Oksijenin en belirgin özelliği iki yarı dolu orbitallerini duruma bağlı olarak s ve π bağları olarak aynı atoma ya da iki s bağı olarak farklı iki atoma bağlayabilmesidir. Bunlardan birincisi (Oksijen molekülü O2) yukarıda açıklanmıştır. İkincisi için en güzel örmek de su molekülüdür. (Bağ açıları ve hibritleşme göz ardı edilerek açıklamalar yapılmaya çalışılmıştır, tabii ki daha doğru açıklama daha sonra gelecektir.)
Böylece su molekülü, bir oksijen atomunun her iki eşlenmemiş elektronlarına
birer hidrojen atomunun ortaklanmamış elektronunun eşlendirilmiş halinden başka
bir şey değildir. ( Gerçekte s bağı p-s
orbital etkileşimi değil, sp3-s etkileşimidir, karbon
atomunun hibritleşmesi hem “O” hem de “N” atomu için geçerlidir)
Azot (N): Azot atomu beş değerlik elektronuna ve üç tane eşlenmemiş elektrona sahiptir, buda azotun üç bağ yapacağı anlamına gelir.
Azot atomu da oksijene benzer şekilde yine başka bir azot atomu ile tüm bağlarını paylaşacak şekilde aralarında üçlü bağ yapabilirler ve azot molekülünü ( N2) oluştururlar. Azot gazı oluşumu kimyasal bağlar açısından “Lewis yapısı göz önünde bulundurularak ve hibritleşme ihmal edilerek” yukarıda incelenmiştir.
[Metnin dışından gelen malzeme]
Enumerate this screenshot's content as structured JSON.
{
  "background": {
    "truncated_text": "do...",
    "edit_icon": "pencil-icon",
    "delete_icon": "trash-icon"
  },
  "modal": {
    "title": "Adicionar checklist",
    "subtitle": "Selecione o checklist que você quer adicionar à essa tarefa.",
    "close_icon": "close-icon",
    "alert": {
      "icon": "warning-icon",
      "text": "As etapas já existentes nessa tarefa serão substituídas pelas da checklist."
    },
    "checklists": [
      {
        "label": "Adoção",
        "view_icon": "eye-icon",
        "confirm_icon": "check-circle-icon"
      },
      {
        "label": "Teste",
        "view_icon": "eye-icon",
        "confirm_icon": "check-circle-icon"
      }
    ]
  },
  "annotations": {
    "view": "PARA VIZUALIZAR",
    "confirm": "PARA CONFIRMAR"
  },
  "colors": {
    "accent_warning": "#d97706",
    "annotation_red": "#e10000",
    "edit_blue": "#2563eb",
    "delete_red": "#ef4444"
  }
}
Azotta oksijen gibi üç bağını da aynı elementle yapabildiği gibi her üçünü de ayrı ayrı diğer elementlerle yapabilir. Bu duruma iyi bir örnek ise amonyak (NH3) molekülüdür.
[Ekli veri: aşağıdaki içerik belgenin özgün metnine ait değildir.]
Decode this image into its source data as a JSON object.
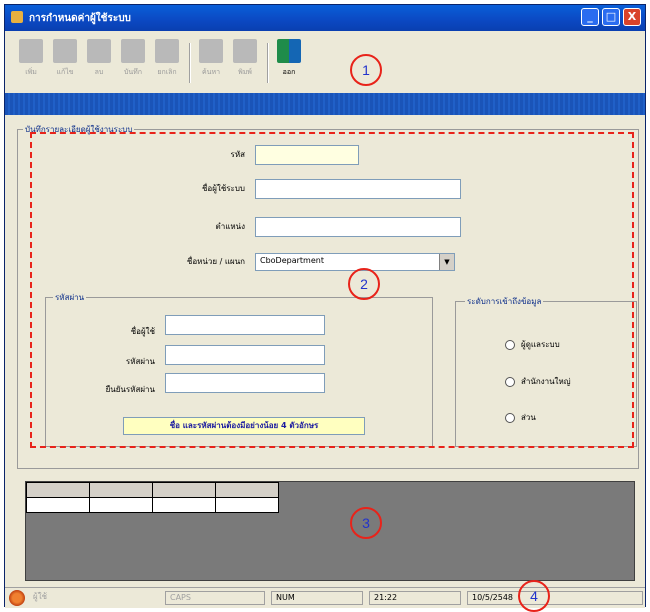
{
  "window": {
    "title": "การกำหนดค่าผู้ใช้ระบบ",
    "controls": [
      "_",
      "□",
      "X"
    ]
  },
  "toolbar": {
    "buttons": [
      {
        "label": "เพิ่ม",
        "icon": "add-user-icon",
        "enabled": false
      },
      {
        "label": "แก้ไข",
        "icon": "edit-icon",
        "enabled": false
      },
      {
        "label": "ลบ",
        "icon": "delete-icon",
        "enabled": false
      },
      {
        "label": "บันทึก",
        "icon": "save-icon",
        "enabled": false
      },
      {
        "label": "ยกเลิก",
        "icon": "cancel-icon",
        "enabled": false
      },
      {
        "label": "ค้นหา",
        "icon": "search-icon",
        "enabled": false
      },
      {
        "label": "พิมพ์",
        "icon": "print-icon",
        "enabled": false
      },
      {
        "label": "ออก",
        "icon": "exit-icon",
        "enabled": true
      }
    ]
  },
  "callouts": [
    "1",
    "2",
    "3",
    "4"
  ],
  "form": {
    "group_title": "บันทึกรายละเอียดผู้ใช้งานระบบ",
    "code_label": "รหัส",
    "code_value": "",
    "username_label": "ชื่อผู้ใช้ระบบ",
    "username_value": "",
    "position_label": "ตำแหน่ง",
    "position_value": "",
    "department_label": "ชื่อหน่วย / แผนก",
    "department_value": "CboDepartment"
  },
  "password_group": {
    "title": "รหัสผ่าน",
    "user_label": "ชื่อผู้ใช้",
    "password_label": "รหัสผ่าน",
    "confirm_label": "ยืนยันรหัสผ่าน",
    "note": "ชื่อ และรหัสผ่านต้องมีอย่างน้อย 4 ตัวอักษร"
  },
  "access_group": {
    "title": "ระดับการเข้าถึงข้อมูล",
    "options": [
      "ผู้ดูแลระบบ",
      "สำนักงานใหญ่",
      "ส่วน"
    ]
  },
  "statusbar": {
    "user": "ผู้ใช้",
    "caps": "CAPS",
    "num": "NUM",
    "time": "21:22",
    "date": "10/5/2548"
  },
  "colors": {
    "accent": "#0a5fd8",
    "callout_ring": "#e8231a",
    "callout_text": "#2233cc"
  }
}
Dikkatlice incelendiğinde oksijen ve azot atomları üzerinde ortalanmamış elektron çiftleri yanında oksijende iki azot atomunda da bir olmak üzere ortaklanmış (eşlenmiş) elektron çiftleri bulunmaktadır. Moleküllerdeki bu değerlik elektronları Lewis formülünde göstermekle birlikte çok kullanılan Kekule formülünde göstermeyiz.
Lewis yapısındaki bu eşleşmiş elektron çiftleri, atomların değerlik
elektronları kuramından kaynaklanmaktadır. Örnek olarak azot 7 protona ve yedi
elektrona sahiptir ve elektron dizilişleri, 1S2 2S2 2P3 şeklindedir
ve son yörünge (2-de) 5 elektron bulunmaktadır. Bunlardan daha düşük enerjili
2S orbitalinin dolu olduğu ve iki elektronunda Lewis yapısında azot üzerine
yazılan elektron çifti olduğu kabul edilecektir. (Gerçekte sp3 hibriti yapmış olduğu ve elektron çiftleri ya da bağ elektronlarının
her birinin-sp3- orbitali olduğu hibritleşme kavramından sonra anlaşılacaktır) Oksijen 8 elektrona sahip olmakla birlikte,
oksijen için Lewis yapısındaki iki elektron çiftlerinin anlaşılması öğrenciye
bırakılmıştır.
Bu derste de genelde kullanıldığı gibi Kekule formülü kullanılacak ve gerekli yerlerdeki Lewis yapısında bilinmesi gereken elektron çiftleri ve bağ elektronlarını öğrencinin aklında bulundurması gerekecektir.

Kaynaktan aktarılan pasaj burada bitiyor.